Emmanuel Opita représentant le ministère public a, dans ses réquisitions, fait observer que la politique qui est l’art de la gestion de la cité ne saurait s’accommoder avec la barbarie et la violence gratuite. C’est pourquoi, il a estimé que des individus ne peuvent pas se permettre d’organiser des razzias pour terroriser tout sur leur passage. Après un bref rappel des faits de la cause, il a démontré la constitution des infractions d’incendie volontaire, de vols à mains armées et de coups et blessures volontaires au regard de la réunion des différents constitutifs desdites infractions relativement aux faits. Il a rappelé qu’il est constant au dossier qu’il y a eu des maisons incendiées, des biens saccagés, des personnes blessées, le port d’armes et surtout la reconnaissance de certains accusés présents sur les lieux au moment des faits par des témoins. Tout en reconnaissant que les accusés sont accessibles à la sanction pénale, l’avocat général Emmanuel Opita a requis que la cour de céans déclare les accusés coupables des infractions d’incendie volontaire, de vols à mains armées et de coups et blessures volontaires et de les condamner chacun à 10 ans de travaux forcés. Ce faisant, la cour aurait facilité la réconciliation souhaitée par les populations de Sèmèrè, parce qu’il ne saurait avoir réconciliation sans vérité et justice.
La défense constituée de Me Sanvi Césaire, Me Louis Fidégnon et Me Emile Dossou-Tanon a fait une plaidoirie en trois étapes. Pour Me Césaire Sanvi tout en plaidant les faits, a fait remarquer que la défense a une vision qui contraste avec celle du ministère public, Me Louis Fidégnon a, quant à lui, plaidé la procédure du dossier et il est revenu à Me Emile Dossou-Tanon de plaider les infractions et leur imputabilité aux accusés présents à la barre. La défense a déploré le fait que les partisans du camp de Wallis Zoumarou n’ont pas été déférés à la barre parce que pour elle, quand il y a affrontement, c’est entre deux parties. La disproportion des armes utilisées a été relevée.

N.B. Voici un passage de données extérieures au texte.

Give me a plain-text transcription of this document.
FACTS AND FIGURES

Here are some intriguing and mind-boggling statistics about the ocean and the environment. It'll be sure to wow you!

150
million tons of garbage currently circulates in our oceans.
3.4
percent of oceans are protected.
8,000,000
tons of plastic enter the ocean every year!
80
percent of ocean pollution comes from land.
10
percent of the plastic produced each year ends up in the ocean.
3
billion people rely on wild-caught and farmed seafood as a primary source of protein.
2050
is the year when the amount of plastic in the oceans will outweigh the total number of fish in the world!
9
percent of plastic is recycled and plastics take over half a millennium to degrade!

Pour Me Louis Fidégnon, la procédure du dossier n’honore pas la justice béninoise, parce qu’il ne comprend pas comment se fait-il que les partisans de Zoumarou Wallis n‘ont pas été poursuivis. Il conclut qu’il s’agit d’une procédure incohérente et biaisée.
Pour Me Emile Dossou-Tanon, la cause est grave car, il s’agit d’une perte de temps parce que les vrais coupables ne sont pas venus à la barre, et a dénoncé le fait que l‘instruction ait été à charge. Il a relevé que par rapport aux faits, il ne peut être retenu l’infraction de vol à mains armées contre les accusés, car il n’est pas indiqué de baser l’instruction sur des suppositions, il n’a jamais eu de vol à mains armées, donc cette infraction ne peut pas être retenue contre les accusés pour défaut d’éléments d’appréciation. Pour la défense, il est clair que dans ce dossier, la position politique et financière et économique de Wallis Zoumarou Mamoudou a parlé, ce qui a biaisé la procédure à des niveaux donnés. Ce qui n’a d’ailleurs pas permis d’inculper certains de ses partisans. C’est au bénéfice de ses observations que la défense, a plaidé au principal, l’acquittement pur et simple et au subsidiaire la relaxe au bénéfice du doute à cause du doute épais dans le dossier, a relevé Me Emile Dossou-Tanon.